Ждать не хочется, выбрать из имеющегося – трудно. И я занимаюсь пустяками: подправил и сократил рассказ "Этажи", назвав его – "Случай с Евсюковым"; просмотрел записные книжки к "Шуту"... Вот такие дела. Кризис. Халтурить не хочется, а тему, которая легла бы прочно на сердце, не выбрать.
Оброс незаконченными рукописями, а товарной продукции нет. И трудно стало с формой, с языком. Я заметил: пока не найду интонацию – нет текста, нет слов, нет движения сюжета, ничего нет. Могу целый день бродить как неприкаянный и искать интонацию. Нашлась, зазвучала внутри – и слова полетели сами. Откуда берется интонация? Наверное, она рождается на уровне подсознания, когда срослось вместе понимание материала и любовь к нему. Это как песня или мотив, которые приходят неожиданно, но далеко не случайно.

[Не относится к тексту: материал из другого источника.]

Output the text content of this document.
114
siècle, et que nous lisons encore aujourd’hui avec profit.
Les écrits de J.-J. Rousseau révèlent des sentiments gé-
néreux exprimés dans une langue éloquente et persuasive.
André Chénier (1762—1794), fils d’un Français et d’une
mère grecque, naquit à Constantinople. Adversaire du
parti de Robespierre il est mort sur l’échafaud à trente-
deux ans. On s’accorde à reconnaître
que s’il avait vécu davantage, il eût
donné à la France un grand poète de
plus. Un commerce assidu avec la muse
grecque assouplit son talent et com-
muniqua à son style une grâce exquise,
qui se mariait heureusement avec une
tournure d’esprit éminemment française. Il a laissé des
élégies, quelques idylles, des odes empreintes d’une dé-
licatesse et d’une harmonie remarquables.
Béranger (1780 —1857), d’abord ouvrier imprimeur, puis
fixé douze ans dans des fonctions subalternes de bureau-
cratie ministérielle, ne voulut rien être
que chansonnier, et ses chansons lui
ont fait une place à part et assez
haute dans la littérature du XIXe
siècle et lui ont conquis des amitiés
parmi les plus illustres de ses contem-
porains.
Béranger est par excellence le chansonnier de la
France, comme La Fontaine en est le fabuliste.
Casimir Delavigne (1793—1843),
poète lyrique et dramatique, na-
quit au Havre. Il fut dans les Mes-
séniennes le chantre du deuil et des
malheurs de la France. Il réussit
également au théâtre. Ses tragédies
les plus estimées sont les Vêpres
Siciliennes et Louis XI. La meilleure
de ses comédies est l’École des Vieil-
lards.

Вчера мне сообщили, что повесть "Мы строим дом" прошла какую-то комиссию при СП, и я – участник 8-го семинара молодых писателей Северо-Запада. Молодой писатель в 37 лет! Смех... Долго я раскачивался в своей бурной жизни к писательскому ремеслу. Долго. Хотя печататься в журналах и газетах начал в 23 года. Это, наверное, и помешало. Я увидел, что могу, и расслабился. А сейчас приходится догонять.
В феврале 1987 года будет пять лет, как я работаю механиком в гараже сутки через трое. А что сделано? Три повести, несколько рассказов и десяток-другой газетных миниатюр. Срам!..

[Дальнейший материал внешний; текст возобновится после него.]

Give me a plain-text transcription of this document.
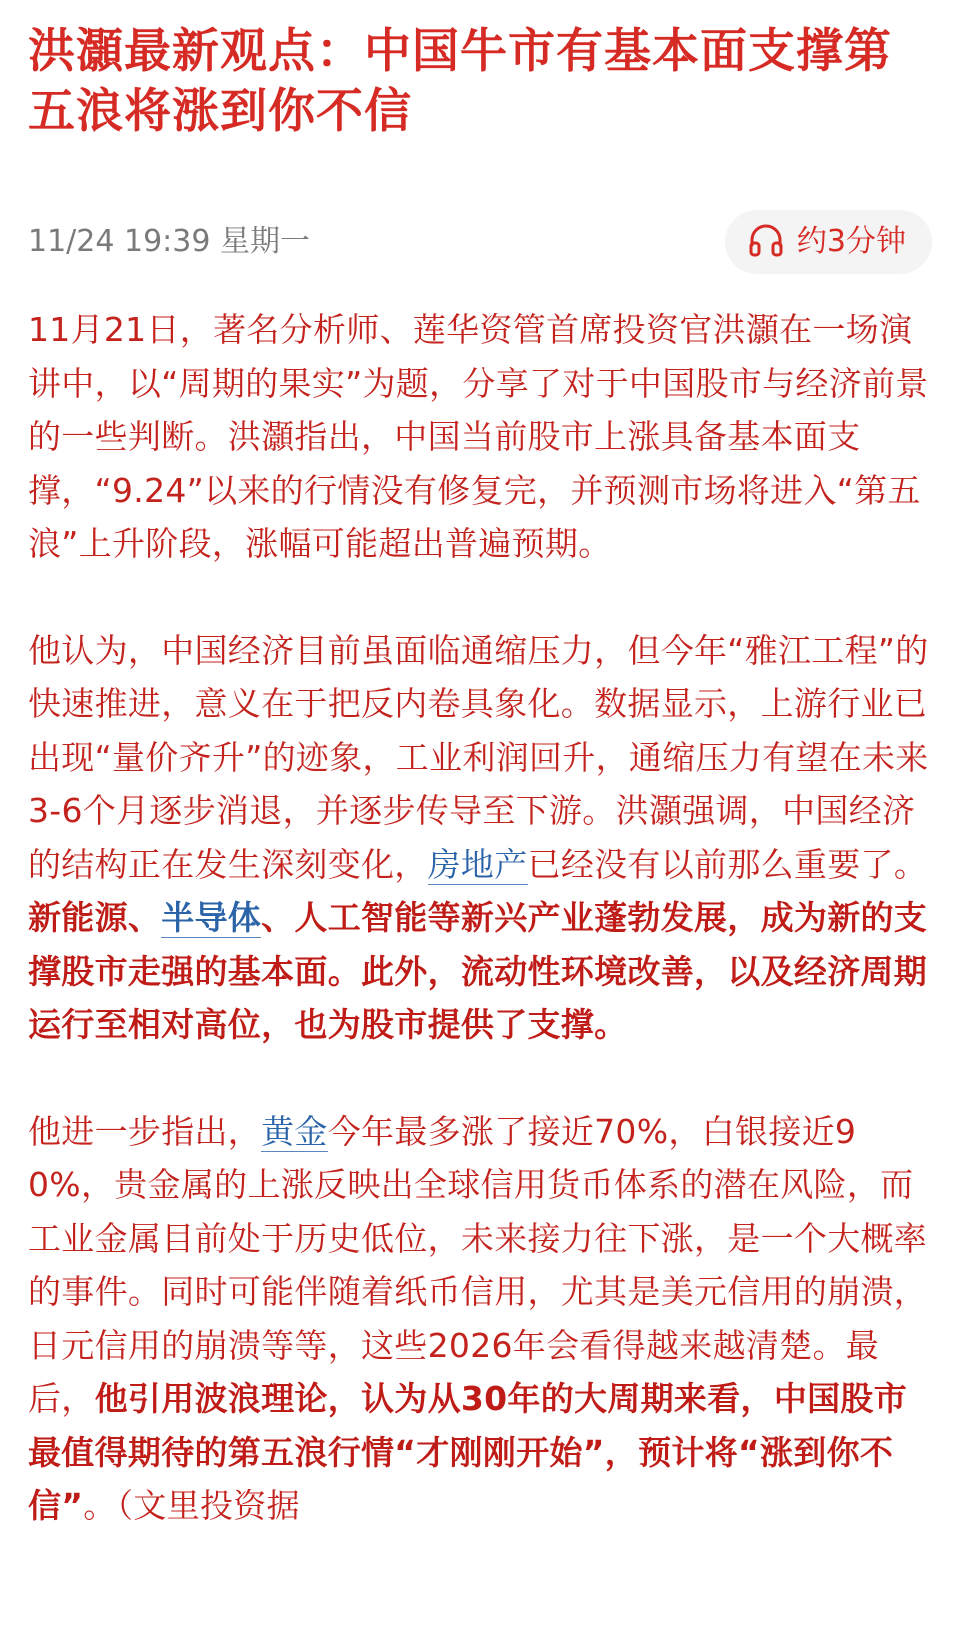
洪灝最新观点：中国牛市有基本面支撑第五浪将涨到你不信
11/24 19:39 星期一	约3分钟

11月21日，著名分析师、莲华资管首席投资官洪灝在一场演讲中，以“周期的果实”为题，分享了对于中国股市与经济前景的一些判断。洪灝指出，中国当前股市上涨具备基本面支撑，“9.24”以来的行情没有修复完，并预测市场将进入“第五浪”上升阶段，涨幅可能超出普遍预期。

他认为，中国经济目前虽面临通缩压力，但今年“雅江工程”的快速推进，意义在于把反内卷具象化。数据显示，上游行业已出现“量价齐升”的迹象，工业利润回升，通缩压力有望在未来3-6个月逐步消退，并逐步传导至下游。洪灝强调，中国经济的结构正在发生深刻变化，房地产已经没有以前那么重要了。新能源、半导体、人工智能等新兴产业蓬勃发展，成为新的支撑股市走强的基本面。此外，流动性环境改善，以及经济周期运行至相对高位，也为股市提供了支撑。

他进一步指出，黄金今年最多涨了接近70%，白银接近90%，贵金属的上涨反映出全球信用货币体系的潜在风险，而工业金属目前处于历史低位，未来接力往下涨，是一个大概率的事件。同时可能伴随着纸币信用，尤其是美元信用的崩溃，日元信用的崩溃等等，这些2026年会看得越来越清楚。最后，他引用波浪理论，认为从30年的大周期来看，中国股市最值得期待的第五浪行情“才刚刚开始”，预计将“涨到你不信”。（文里投资据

Новый сторож Иван сдвигает стулья и готовится прилечь. Свернул ватник под голову, расстегнул пиджак, сейчас стянет сапоги и наденет тапочки.
– Подремлю, пожалуй, немного. И Чернышка пусть поспит, устала с непривычки...
– Та-ак... – Я решаю проявить твердость. – Сторож подремлет, Чернышка поспит... А кто будет охранять гараж? Механик?
– Ты думаешь, кто-нибудь залезет? – Иван неуверенно улыбается. – Чего тут брать-то? Ворота мы заперли. Правда, Чернышка?
Если сейчас не поставить нового сторожа на место, то он сядет на шею и будет храпеть в нашей будке сутки напролет. Это мы проходили.
Я коротко напоминаю Ивану Ивановичу порядок несения караульной службы подразделениями вневедомственной охраны на территории гаража в ночное время. Обход территории! Проверка наличия замков и пломб на запираемых помещениях! Проверка освещенности! Проверка целостности оконных застеклений! Визуальный контроль на предмет наличия посторонних лиц на охраняемой территории!
– Я ничего не забыл, Иван Иванович?
Ваня хлопает глазами. Так душевно говорили за жизнь, и вдруг – такой официоз!
– Кх-м... К-хе... Так я тогда пойду? – Он растерянно застегивает пиджак. – Пройдусь, да?
– Пройдитесь. Это будет нелишним...
– Пошли, Чернышка, пройдемся...
6 ноября 1986 г. Дома.
Были на дне рождения у тещи. Ирине Александровне – 60 лет. Я никогда и не знал, сколько ей. Не задумывался.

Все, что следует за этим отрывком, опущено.